If that happened today, would you believe Mary’s story? Would you think that she was the axis on which the story of Salvation turns? Or would you just think that she was delusional, kidding herself, or outright lying – even blaspheming against God by using Him as an excuse for her sin?
I suspect I might think the latter. And that got me to thinking – how many times have we inwardly or outwardly questioned God’s call for someone else? Wondered whether they are simply using God as an excuse for something they want to do whether or not it is God’s will? How many times have I let someone else’s raised eyebrows or judgement thinly veiled as ‘advice’, make me question God’s plan for my life?
No one except God can tell you who you should marry. Maybe God will speak through someone you know – but you shouldn’t let someone’s unsolicited and perhaps uncharitable opinion be a deciding factor. Your non-religious friends might say, “What’s the problem? Why does it matter whether he shares your beliefs? This is the problem with religion – it divides people!”. Whilst your devout Catholic friends might say, ‘There’s no way that God wants you to marry a non-Catholic. How can you give your whole self to God if you can’t share your beliefs with your spouse?”
God has a special and unique plan for each of us, one that may seem surprising or even shocking to outsiders – as Mary’s story shows us.

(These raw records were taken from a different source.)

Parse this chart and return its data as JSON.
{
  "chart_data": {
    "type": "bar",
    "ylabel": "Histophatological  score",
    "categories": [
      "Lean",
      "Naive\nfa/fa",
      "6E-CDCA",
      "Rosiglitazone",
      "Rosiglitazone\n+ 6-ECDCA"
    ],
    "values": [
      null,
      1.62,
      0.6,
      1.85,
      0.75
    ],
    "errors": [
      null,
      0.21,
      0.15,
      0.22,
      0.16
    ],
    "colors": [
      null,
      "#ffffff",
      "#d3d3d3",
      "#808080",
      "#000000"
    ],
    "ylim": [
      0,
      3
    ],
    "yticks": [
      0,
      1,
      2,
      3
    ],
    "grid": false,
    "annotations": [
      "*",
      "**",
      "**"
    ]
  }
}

Mary also shows us that it’s OK to be afraid or even to question God about His plan. Ultimately, she demonstrates that if we accept a plan that may cause whispers and gossip, we can bring glory to God.
As I always say, I do not wish to suggest that any and all relationships with non-Catholics are willed by God. You need to be honest with yourself and open to God’s voice when discerning how any given relationship will impact your relationship with God. But don’t be put off by other people casting doubt on your role in God’s tapestry of Salvation.